Fail to pass multiple arguments to a python script in command line

Question

I was trying to write a python script like this:

import sys

print sys.argv[1]
print sys.argv[2]

Let's call it arg.py, and run it in command line:

python arg.py one two

it printed: one two.

Everything was fine.

Then I wanted it to be handy so I put arg.py in my $PATH and gave it permission to exacuate so wherever I'm I can simply type arg in command line to run this script. I tried

arg one two

but it failed. The exception said:"bash: test: one: unary operator expected". But if I just do

arg one

it worked fine.

My question is: why I can't pass multiple arguments like this? And what is the right way?

Thanks!

Answer 1

You should parse command line arguments in Python using argparse or the older optparse.

Your script, as it is, should work. Remember to put a shebang line that tells bash to use Python as interpreter, e.g. #! /usr/bin/env python

Answer 2

You probably named your script test, which is a Bash builtin name. Name it something else.

$ help test
test: test [expr]
    Evaluate conditional expression.

    Exits with a status of 0 (true) or 1 (false) depending on
    the evaluation of EXPR.  Expressions may be unary or binary.  Unary
    expressions are often used to examine the status of a file.  There
    are string operators and numeric comparison operators as well.

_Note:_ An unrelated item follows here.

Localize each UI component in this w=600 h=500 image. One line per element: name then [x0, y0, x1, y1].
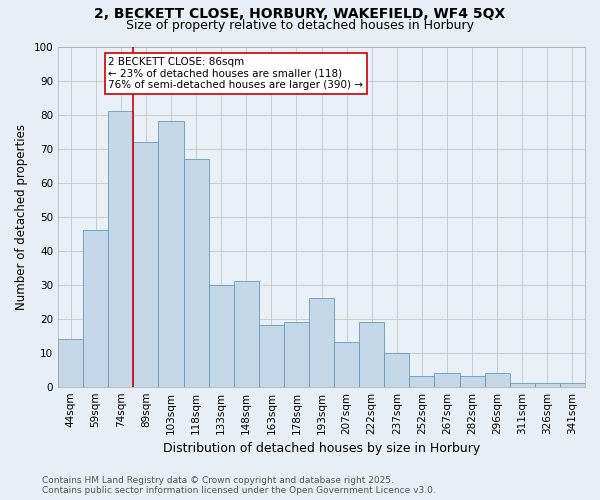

    The behavior of test depends on the number of arguments.  Read the
    bash manual page for the complete specification.

    ...

That's why you're getting the error from bash:

bash: test: one: unary operator expected
                   ^--------- because it expects an operator to go before 'two'
             ^-------- and test doesn't like the argument 'one' you've provided
       ^-------- because it's interpreting your command as the builtin 'test'
  ^--- Bash is giving you an error